Protect your company from becoming a data leak search result

Security professionals know that native cloud encryption, like S3, is similar to full disk encryption (FDE). FDE makes sense on laptops and phones because these are devices that we lose control of—they are easily lost and stolen. Whomever has these devices doesn’t have access to the passwords or keys and therefore no access to the data. This is why governments hate device level encryption. However, when FDE is used on data center storage (in your data center or virtual storage in the cloud) the risk isn’t that these storage solutions will be stolen. The risk is that a misconfiguration will leak the data or a hacker will gain access to these drives. Once the encryption key is applied to these kinds of storage solutions, the data is in the clear. It is the same as if someone steals your cell phone while it is unlocked. They will have access to all your information.

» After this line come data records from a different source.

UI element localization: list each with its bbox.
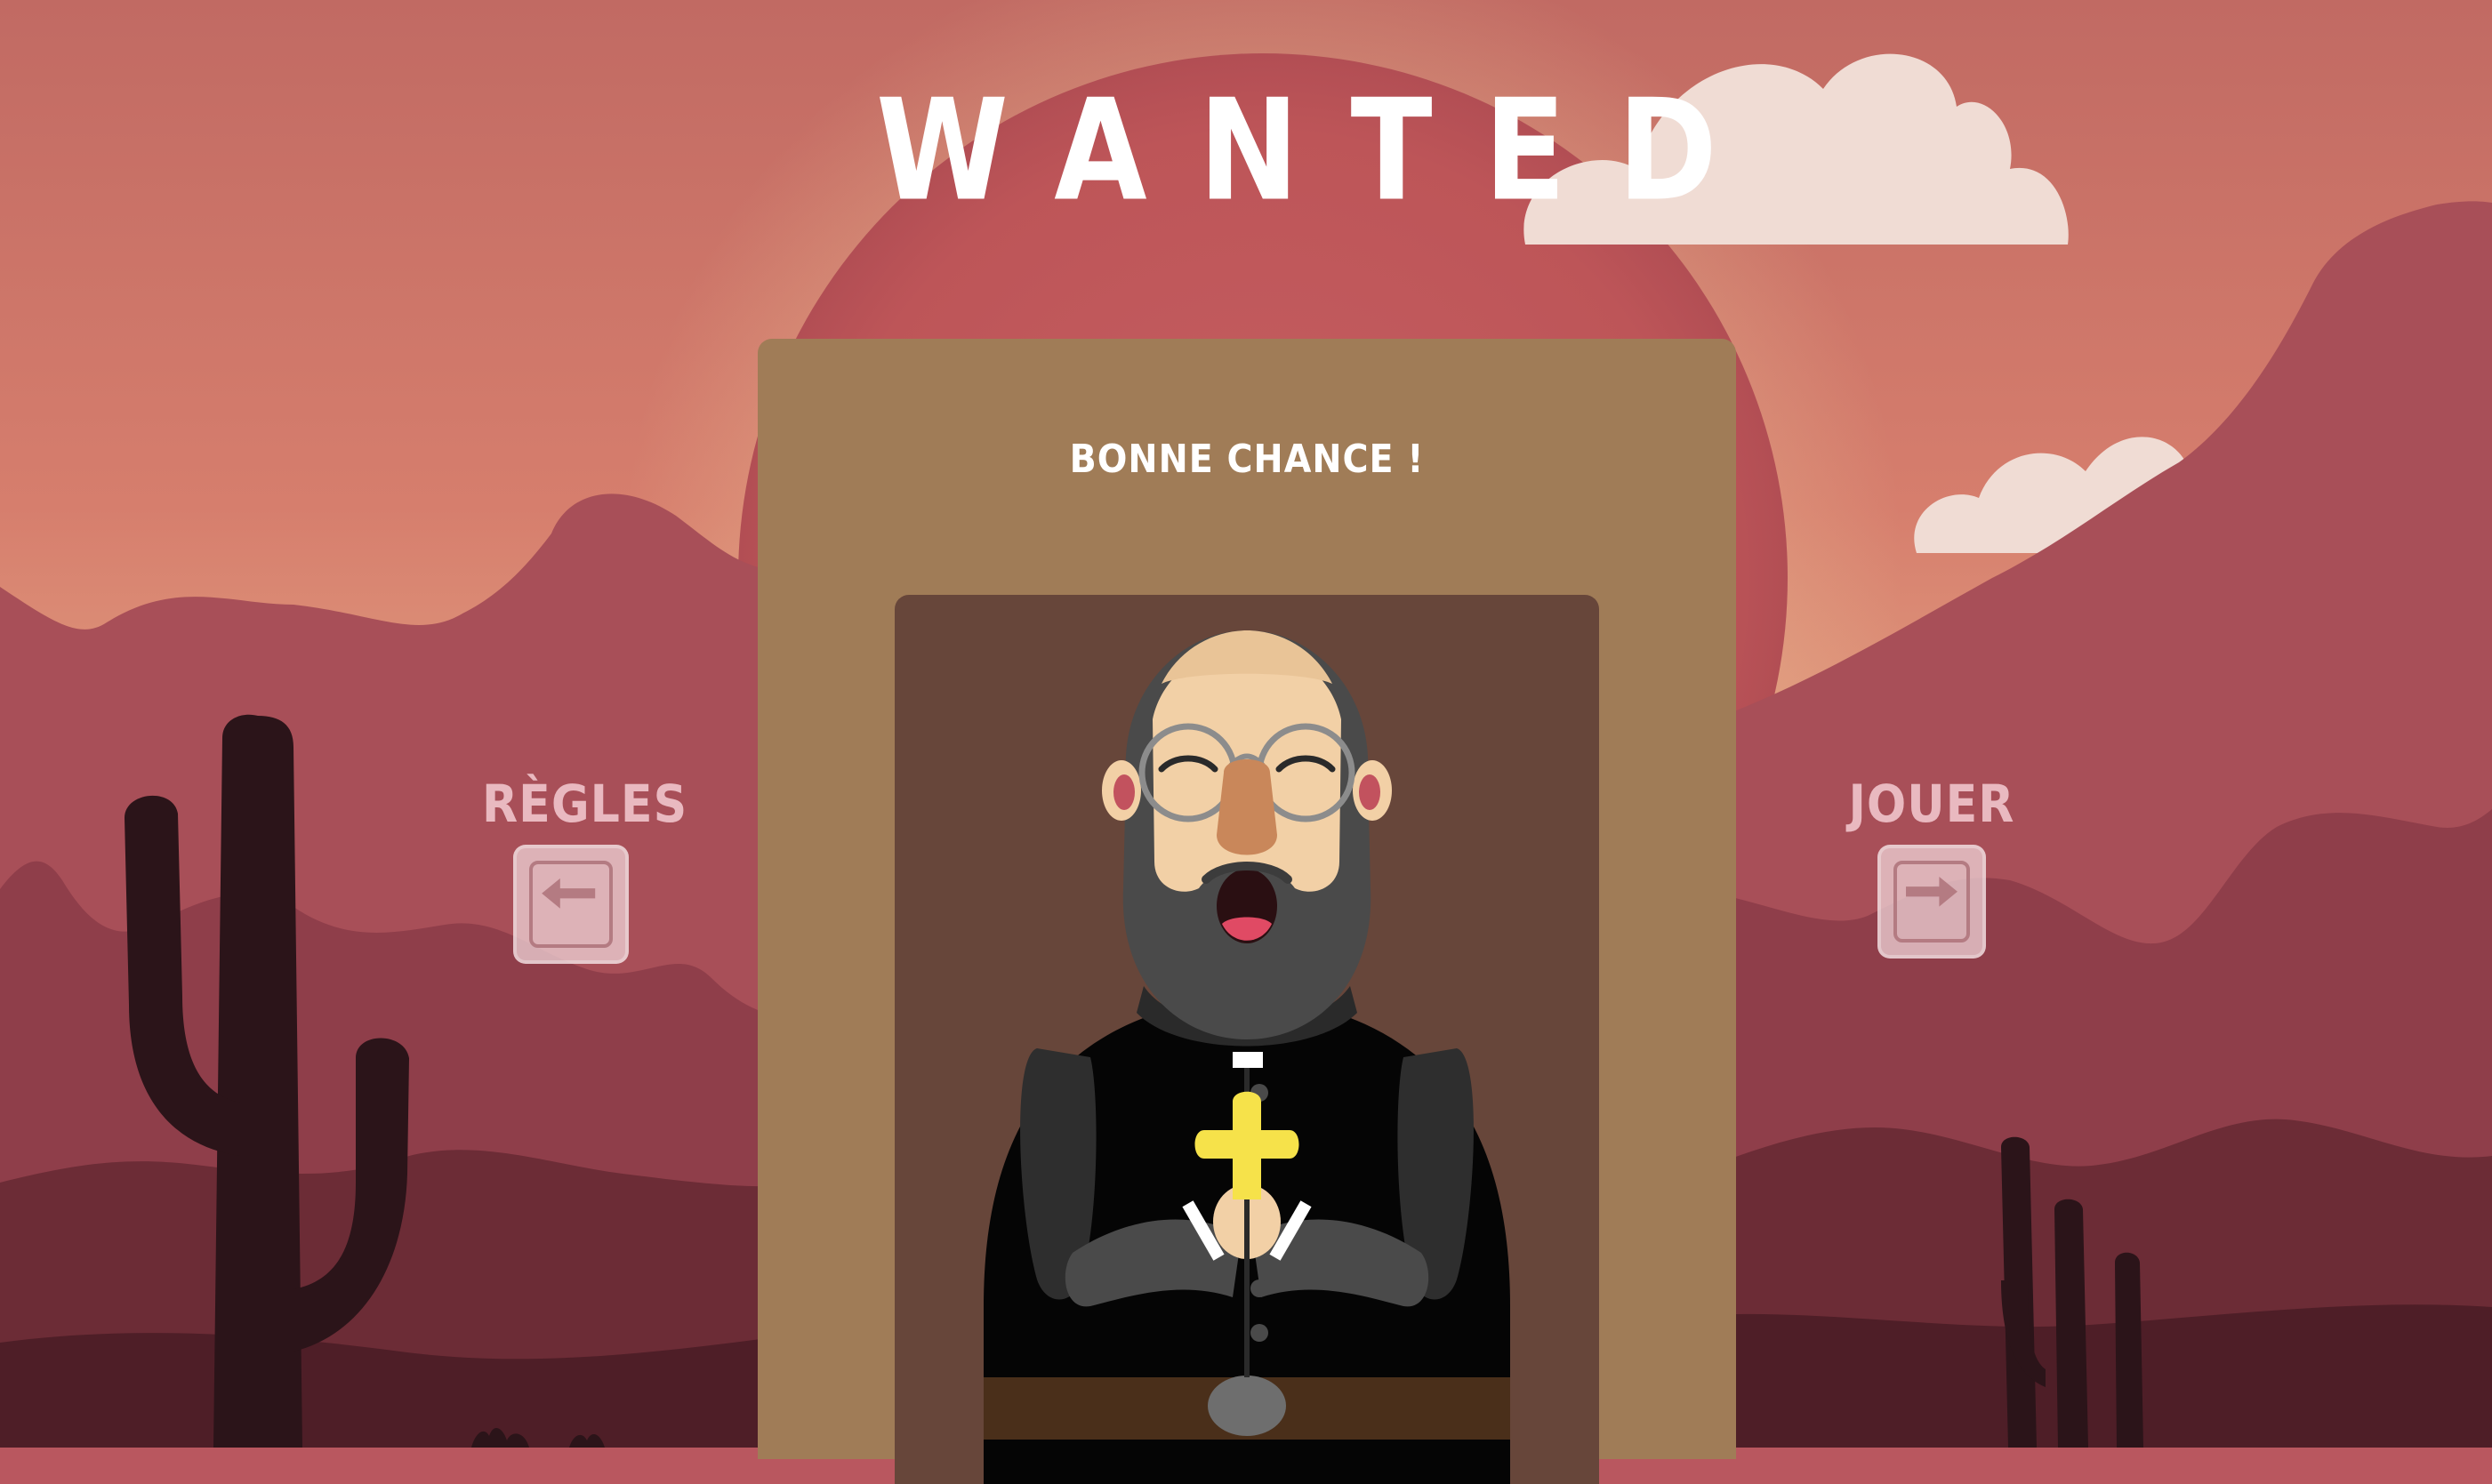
wanted-poster: BONNE CHANCE ! <box>758 339 1736 1484</box>
ground-right <box>1690 1304 2492 1448</box>
play-label[interactable]: JOUER <box>1843 774 2021 834</box>
priest-character-icon <box>984 630 1510 1484</box>
play-nav[interactable]: JOUER <box>1843 774 2021 959</box>
arrow-left-icon <box>542 878 596 909</box>
arrow-right-key-icon[interactable] <box>1877 845 1986 959</box>
game-title: WANTED <box>876 69 1769 233</box>
portrait-frame <box>895 595 1599 1484</box>
rules-label[interactable]: RÈGLES <box>482 774 687 834</box>
poster-message: BONNE CHANCE ! <box>1069 437 1425 482</box>
arrow-left-key-icon[interactable] <box>513 845 629 964</box>
rules-nav[interactable]: RÈGLES <box>482 774 687 964</box>
arrow-right-icon <box>1906 876 1957 907</box>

The only two groups that like FDE in data centers are compliance bureaucrats because it gets them a checkmark and hackers because it doesn’t stop their access to the data in clear-text once they breach the perimeter security. Aberdeen has written a great white paper on the risks addressed with different types of encryption.

Security professionals typically run encryption on the workload servers, database servers, file servers or they assure that the application uses encryption or tokenization from the time of data creation. It is odd that so many organizations have lost this hygiene when moving to the cloud. We can’t blame Amazon, as they make it very clear in their shared responsibility model. There is even a song about it! Sing with me, “They protect what’s of the cloud, you protect what’s in, and that’s security best practices!”

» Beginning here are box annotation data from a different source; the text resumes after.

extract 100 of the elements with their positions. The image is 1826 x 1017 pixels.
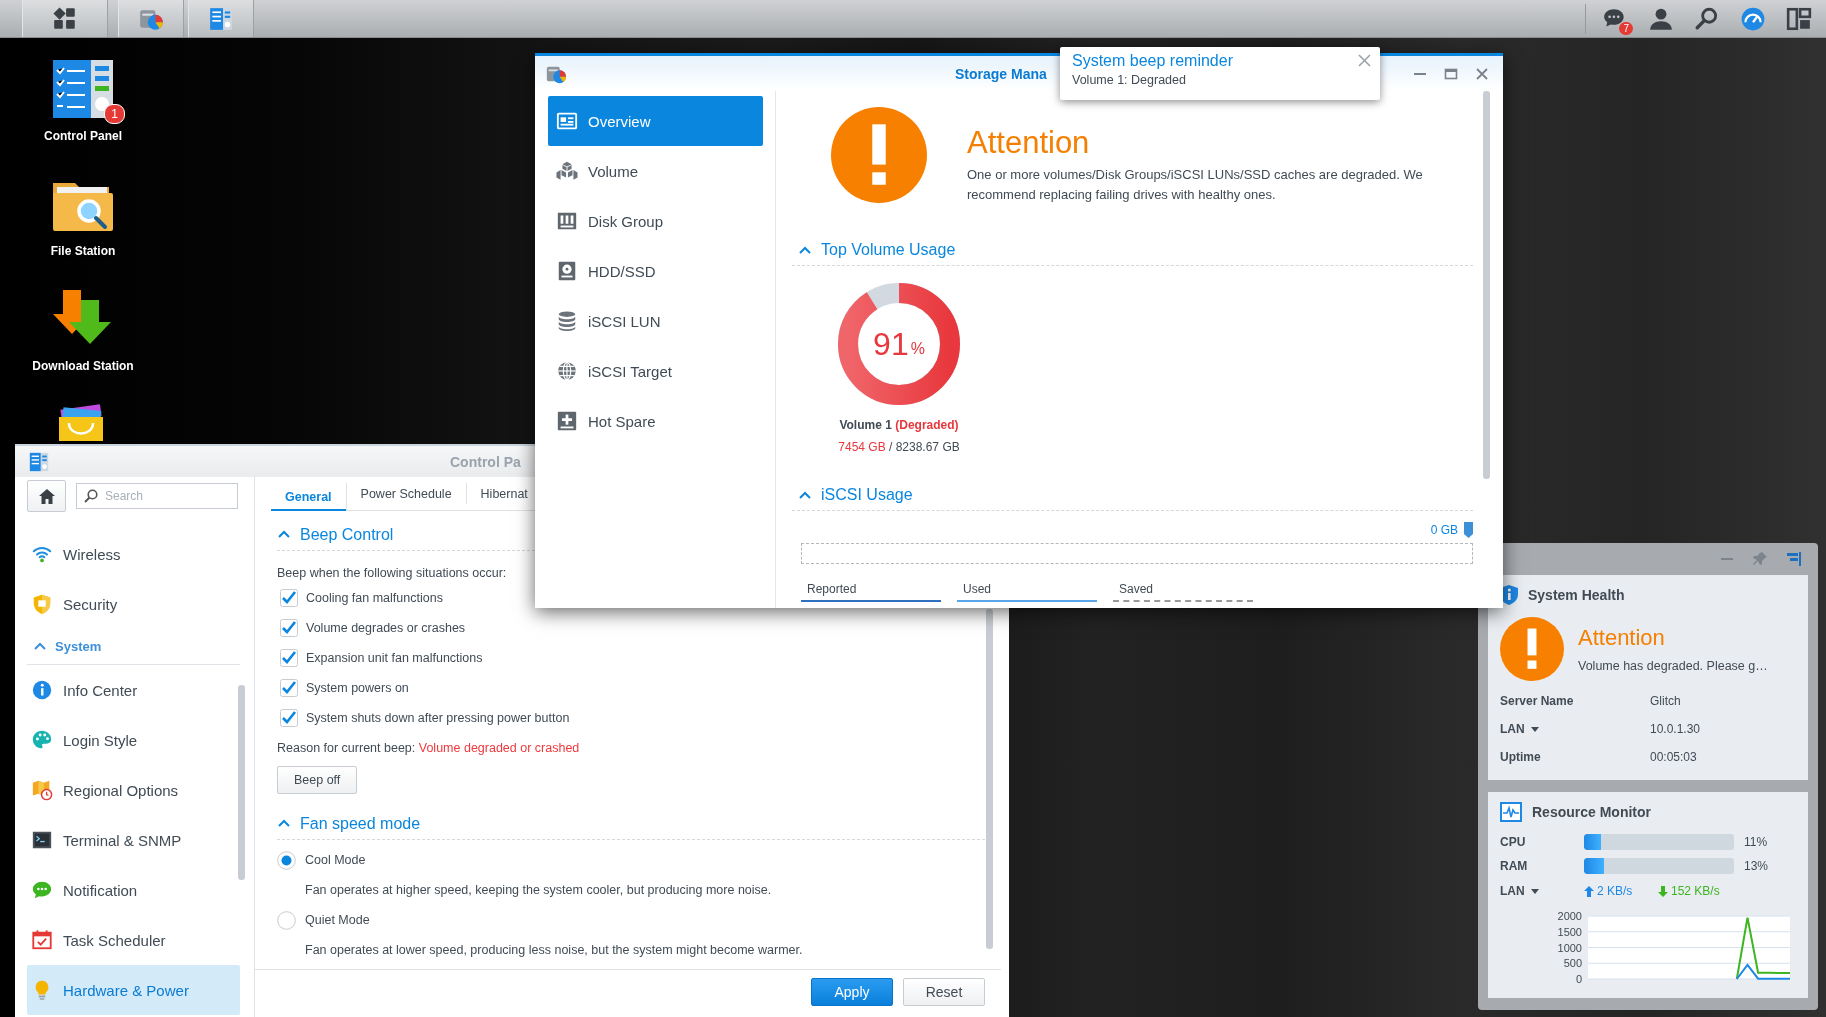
plus-box-icon [556,410,578,432]
section-heading: iSCSI Usage [821,486,913,504]
info-icon [31,679,53,701]
scrollbar[interactable] [238,685,245,880]
columns-icon [556,210,578,232]
checkbox-label: Expansion unit fan malfunctions [306,651,483,665]
palette-icon [31,729,53,751]
widget-title: System Health [1528,587,1625,603]
status-message: Volume has degraded. Please g… [1578,659,1768,673]
nav-item[interactable]: Hardware & Power [27,965,240,1015]
option-description: Fan operates at lower speed, producing less noise, but the system might become warmer. [304,942,804,959]
axis-tick-label: 500 [1563,957,1582,970]
widget-title: Resource Monitor [1532,804,1651,820]
exclamation-icon [1500,617,1564,681]
checkbox[interactable] [280,649,298,667]
scrollbar[interactable] [986,609,993,949]
desktop-icon-label[interactable]: Control Panel [44,129,122,143]
apply-button[interactable]: Apply [811,978,893,1006]
download-rate: 152 KB/s [1671,884,1720,898]
section-heading: Top Volume Usage [821,241,956,259]
option-description: Fan operates at higher speed, keeping the system cooler, but producing more noise. [304,882,773,899]
radio-label: Quiet Mode [305,913,370,927]
intro-text: Beep when the following situations occur: [277,565,508,582]
checkbox-label: System powers on [306,681,409,695]
checkbox[interactable] [280,709,298,727]
info-label: LAN [1500,722,1525,736]
nav-item[interactable]: Disk Group [548,196,763,246]
notification-badge: 7 [1619,21,1633,35]
speech-bubble-icon [31,879,53,901]
info-value: 00:05:03 [1650,750,1697,764]
upload-rate: 2 KB/s [1597,884,1633,898]
nav-item[interactable]: Info Center [27,665,240,715]
upload-arrow-icon [1584,885,1594,897]
beep-off-button[interactable]: Beep off [277,766,358,794]
tab[interactable]: Hibernat [466,483,528,504]
reason-value: Volume degraded or crashed [418,741,580,755]
search-icon [84,489,98,503]
map-clock-icon [31,779,53,801]
alert-title: Attention [967,125,1091,161]
nav-item[interactable]: Notification [27,865,240,915]
scrollbar[interactable] [1483,91,1490,479]
tab[interactable]: General [271,483,347,511]
checkbox-label: System shuts down after pressing power button [306,711,570,725]
checkbox[interactable] [280,619,298,637]
tab[interactable]: Power Schedule [346,483,467,504]
legend-tab[interactable]: Saved [1113,582,1253,602]
gauge-icon[interactable] [1740,5,1766,32]
checkbox-label: Volume degrades or crashes [306,621,466,635]
legend-tab[interactable]: Used [957,582,1097,602]
section-heading: Beep Control [300,525,394,544]
meter-reading: 11% [1744,835,1768,849]
status-title: Attention [1578,625,1666,651]
desktop-icon-label[interactable]: Download Station [32,359,134,373]
pulse-icon [1500,802,1522,822]
radio-button[interactable] [277,910,296,930]
nav-item[interactable]: Hot Spare [548,396,763,446]
checkbox-label: Cooling fan malfunctions [306,591,443,605]
nav-item[interactable]: iSCSI LUN [548,296,763,346]
widgets-icon[interactable] [1786,5,1812,32]
radio-button[interactable] [277,850,296,870]
window-title: Control Pa [450,453,521,470]
axis-tick-label: 2000 [1557,910,1582,922]
search-icon[interactable] [1694,5,1720,32]
reset-button[interactable]: Reset [903,978,985,1006]
checkbox[interactable] [280,679,298,697]
volume-status: (Degraded) [895,418,959,432]
maximize-icon[interactable] [1444,66,1458,81]
home-icon [37,487,56,505]
nav-item[interactable]: Security [27,579,240,629]
shield-icon [31,593,53,615]
nav-item[interactable]: Volume [548,146,763,196]
dropdown-caret-icon[interactable] [1530,726,1539,732]
checkbox[interactable] [280,589,298,607]
close-icon[interactable] [1475,66,1489,81]
legend-tab[interactable]: Reported [801,582,941,602]
dropdown-caret-icon[interactable] [1530,888,1539,894]
window-title: Storage Mana [955,65,1047,82]
taskbar-button[interactable] [22,0,108,37]
info-value: Glitch [1650,694,1681,708]
nav-item[interactable]: iSCSI Target [548,346,763,396]
total-capacity: / 8238.67 GB [889,440,960,454]
nav-item[interactable]: Overview [548,96,763,146]
desktop-icon-label[interactable]: File Station [50,244,116,258]
capacity-label: 0 GB [1430,523,1458,537]
terminal-icon [31,829,53,851]
meter-label: RAM [1500,859,1529,873]
close-icon[interactable] [1358,54,1371,67]
meter-reading: 13% [1744,859,1769,873]
axis-tick-label: 1000 [1557,941,1582,954]
home-button[interactable] [27,480,66,512]
nav-item[interactable]: Task Scheduler [27,915,240,965]
calendar-icon [31,929,53,951]
meter-label: CPU [1500,835,1527,849]
notification-message: Volume 1: Degraded [1072,73,1187,87]
nav-item[interactable]: HDD/SSD [548,246,763,296]
usage-percent: 91 [873,325,909,363]
axis-tick-label: 1500 [1557,925,1582,938]
search-field[interactable]: Search [76,483,238,509]
info-label: Server Name [1500,694,1574,708]
nav-item[interactable]: Wireless [27,529,240,579]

The answer is simple, treat cloud storage like your own storage

When you want to control data, anywhere, you encrypt and manage the keys. This is data security 101 and most organizations follow this practice within their own data centers. So why haven’t we done this for S3? One reason for not encrypting data stored in S3 is that that vendors, like Thales, didn’t make it easy. Amazon S3 is object storage, and traditional agent based encryption solutions didn’t support object storage the same way they have supported block and file storage like Amazon Elastic Block Store (EBS), Amazon EC2 Instance Store and Amazon Elastic File System (EFS). In the past, in order for a traditional agent solution to encrypt data destined for object storage it needed a proxy to convert protocols from block storage to object storage, such as the AWS Storage Gateway. The gateway is an additional cost, adds latency, and adds complexity. It isn’t a graceful solution.

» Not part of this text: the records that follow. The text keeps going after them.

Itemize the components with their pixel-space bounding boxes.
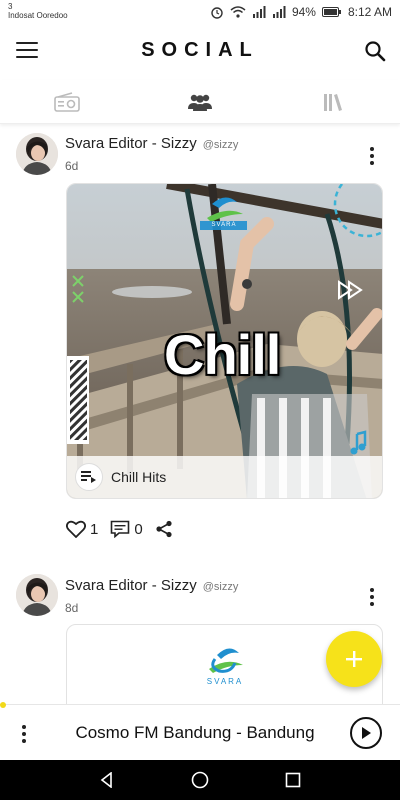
post-time: 8d	[65, 601, 79, 615]
battery-percent: 94%	[291, 5, 316, 19]
author-name: Svara Editor - Sizzy	[65, 135, 197, 152]
carrier-info: 3 Indosat Ooredoo	[8, 2, 68, 20]
status-bar: 3 Indosat Ooredoo 94% 8:12 AM	[0, 0, 400, 26]
carrier-slot: 3	[8, 2, 13, 11]
battery-icon	[321, 7, 341, 17]
svara-logo-text: SVARA	[206, 677, 244, 686]
author-handle: @sizzy	[202, 139, 239, 151]
carrier-name: Indosat Ooredoo	[8, 11, 68, 20]
home-button[interactable]	[180, 760, 220, 800]
tab-library[interactable]	[267, 80, 400, 123]
svara-logo-text: SVARA	[211, 222, 237, 228]
tab-radio[interactable]	[0, 80, 133, 123]
clock: 8:12 AM	[347, 5, 392, 19]
playlist-card[interactable]: SVARA Chill Chill Hits	[66, 183, 383, 499]
radio-icon	[53, 91, 80, 112]
comment-button[interactable]: 0	[110, 520, 143, 538]
playlist-cover-title: Chill	[164, 323, 281, 386]
playlist-name: Chill Hits	[111, 469, 167, 485]
signal-icon-2	[272, 6, 286, 18]
tab-social[interactable]	[133, 80, 266, 123]
recents-icon	[286, 772, 301, 788]
now-playing-title: Cosmo FM Bandung - Bandung	[75, 723, 315, 742]
signal-icon	[252, 6, 266, 18]
create-post-button[interactable]	[326, 631, 382, 687]
player-more-button[interactable]	[22, 725, 26, 746]
post-author[interactable]: Svara Editor - Sizzy @sizzy	[65, 577, 238, 594]
people-icon	[187, 94, 212, 111]
comment-count: 0	[134, 520, 143, 538]
recents-button[interactable]	[273, 760, 313, 800]
like-button[interactable]: 1	[66, 520, 98, 538]
social-feed: Svara Editor - Sizzy @sizzy 6d SVARA Chi…	[0, 126, 400, 704]
playlist-icon	[75, 463, 103, 491]
post-actions: 1 0	[66, 520, 185, 538]
author-name: Svara Editor - Sizzy	[65, 577, 197, 594]
post-author[interactable]: Svara Editor - Sizzy @sizzy	[65, 135, 238, 152]
more-vert-icon	[22, 725, 26, 729]
avatar[interactable]	[16, 574, 58, 616]
search-icon[interactable]	[364, 40, 386, 62]
like-count: 1	[90, 520, 99, 538]
tab-bar	[0, 80, 400, 124]
alarm-icon	[211, 7, 223, 19]
author-handle: @sizzy	[202, 581, 239, 593]
post-more-button[interactable]	[370, 147, 374, 168]
back-icon	[100, 772, 112, 788]
comment-icon	[111, 520, 130, 538]
play-button[interactable]	[350, 717, 382, 749]
player-progress-dot	[0, 702, 6, 708]
home-icon	[191, 771, 209, 789]
back-button[interactable]	[87, 760, 127, 800]
playlist-footer[interactable]: Chill Hits	[67, 456, 382, 498]
app-bar: SOCIAL	[0, 26, 400, 78]
share-button[interactable]	[155, 520, 173, 538]
more-vert-icon	[370, 588, 374, 592]
status-icons: 94% 8:12 AM	[210, 5, 392, 19]
mini-player[interactable]: Cosmo FM Bandung - Bandung	[0, 702, 400, 760]
library-icon	[324, 93, 343, 111]
system-nav-bar	[0, 760, 400, 800]
page-title: SOCIAL	[141, 39, 259, 61]
wifi-icon	[230, 6, 246, 18]
post-time: 6d	[65, 159, 79, 173]
heart-icon	[66, 520, 86, 538]
avatar[interactable]	[16, 133, 58, 175]
more-vert-icon	[370, 147, 374, 151]
play-icon	[362, 727, 371, 739]
plus-icon	[346, 651, 362, 667]
post-more-button[interactable]	[370, 588, 374, 609]
share-icon	[156, 520, 172, 538]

A graceful solution for protecting Amazon S3 to the rescue

The Vormetric Data Security Platform from Thales offers scalable, low latency encryption of files and databases using Vormetric Transparent Encryption. For almost a decade this solution has supported the block and file storage solutions from AWS, and practically every other virtual and physical storage solution you’ll encounter in any cloud and data center. The same solution now natively supports Amazon S3 buckets with additional object storage solutions on our roadmap. In addition, this solution offers FIPS 140-2 centralized enterprise key management from virtual and physical appliances.

Leaks and Breaches

As a result, you can deploy these agents on your AWS EC2 servers or your on-premises servers, so that data destined for S3 buckets will be encrypted starting at the server, through the network, and at rest in the S3 bucket. The access polices are centralized and controlled by your security professionals. If this is a business S3 resource, no data goes in or out that isn’t encrypted, controlled, logged and made available to only authorized users and processes. This solution enables you to take responsibility for all your company’s data in the cloud and prove it to auditors through audit logs. It is simple and it is graceful. If for any reason data was to leak, it would be encrypted and the company would be saved because their sensitive data wouldn’t flood out. It is like having the Little Dutch Boy personally on hand to protect your company.